Pas de règle générale
Les troubles de vie ou de jouissance varient: lourds ou légers, graves ou non. Il n’y a pas de règle générale, que des cas particuliers aux conséquences plus ou moins dramatiques. La perte économique sera insignifiante pour l’un, moins primordiale que sa peur à tout jamais de reprendre la route. Les séquelles physiques subies par une autre l’obligeront à changer de fonction, à perdre certains avantages salariaux et à sacrifier son plaisir professionnel.
Pour une troisième, un simple déplacement automobile l’aura privée de son travail, causé la faillite de son entreprise, rendue incapable de rembourser ses crédits et impliqué la perte de son patrimoine immobilier.
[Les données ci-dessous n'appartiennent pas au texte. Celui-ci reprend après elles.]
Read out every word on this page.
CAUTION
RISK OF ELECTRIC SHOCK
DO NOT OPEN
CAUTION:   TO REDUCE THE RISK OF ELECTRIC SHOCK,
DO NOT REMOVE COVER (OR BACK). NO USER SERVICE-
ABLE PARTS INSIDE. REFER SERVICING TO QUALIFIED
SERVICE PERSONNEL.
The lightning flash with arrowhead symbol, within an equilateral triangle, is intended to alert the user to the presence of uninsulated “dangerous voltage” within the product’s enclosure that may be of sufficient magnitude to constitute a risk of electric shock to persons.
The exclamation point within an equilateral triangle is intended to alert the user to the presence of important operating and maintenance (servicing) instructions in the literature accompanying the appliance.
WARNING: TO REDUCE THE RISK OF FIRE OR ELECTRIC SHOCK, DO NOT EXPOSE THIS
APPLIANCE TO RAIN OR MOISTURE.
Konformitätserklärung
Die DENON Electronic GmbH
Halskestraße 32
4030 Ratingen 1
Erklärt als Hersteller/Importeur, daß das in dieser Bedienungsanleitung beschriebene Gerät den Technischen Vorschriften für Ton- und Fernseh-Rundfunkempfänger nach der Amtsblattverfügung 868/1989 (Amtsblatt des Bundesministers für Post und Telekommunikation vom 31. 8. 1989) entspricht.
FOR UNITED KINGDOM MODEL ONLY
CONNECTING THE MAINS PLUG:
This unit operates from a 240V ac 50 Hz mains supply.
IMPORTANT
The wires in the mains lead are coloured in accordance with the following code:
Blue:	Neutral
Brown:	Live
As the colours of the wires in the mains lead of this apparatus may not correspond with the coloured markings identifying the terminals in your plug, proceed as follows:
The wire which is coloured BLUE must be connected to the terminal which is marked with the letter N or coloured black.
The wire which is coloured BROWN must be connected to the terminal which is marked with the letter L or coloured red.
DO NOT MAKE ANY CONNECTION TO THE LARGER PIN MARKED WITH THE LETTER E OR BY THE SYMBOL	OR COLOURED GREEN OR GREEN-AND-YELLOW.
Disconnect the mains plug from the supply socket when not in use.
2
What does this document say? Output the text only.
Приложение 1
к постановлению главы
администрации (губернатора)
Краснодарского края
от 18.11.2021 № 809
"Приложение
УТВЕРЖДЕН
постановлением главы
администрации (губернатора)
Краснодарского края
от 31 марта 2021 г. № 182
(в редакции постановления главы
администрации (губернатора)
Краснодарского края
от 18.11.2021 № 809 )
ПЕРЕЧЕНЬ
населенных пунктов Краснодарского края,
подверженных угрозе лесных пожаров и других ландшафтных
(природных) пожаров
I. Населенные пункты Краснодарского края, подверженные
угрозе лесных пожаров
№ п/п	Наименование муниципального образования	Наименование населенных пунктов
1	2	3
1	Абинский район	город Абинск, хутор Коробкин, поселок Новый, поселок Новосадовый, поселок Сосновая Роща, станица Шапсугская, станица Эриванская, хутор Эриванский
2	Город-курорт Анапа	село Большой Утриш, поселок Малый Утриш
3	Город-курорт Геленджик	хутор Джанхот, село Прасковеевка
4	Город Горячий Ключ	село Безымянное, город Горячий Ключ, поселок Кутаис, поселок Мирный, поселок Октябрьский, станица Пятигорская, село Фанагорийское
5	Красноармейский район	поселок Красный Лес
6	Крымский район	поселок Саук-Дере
Il revient en principe à la compagnie d’assurances de la personne responsable d’indemniser la victime qui doit, quant à elle, démontrer l’importance de son dommage. Ce n’est pas toujours facile, tant humainement que techniquement de revenir en arrière pour prouver sa perte de revenus. Non seulement durant la période d’incapacité mais encore par après, jusqu’à la pension ou même le décès.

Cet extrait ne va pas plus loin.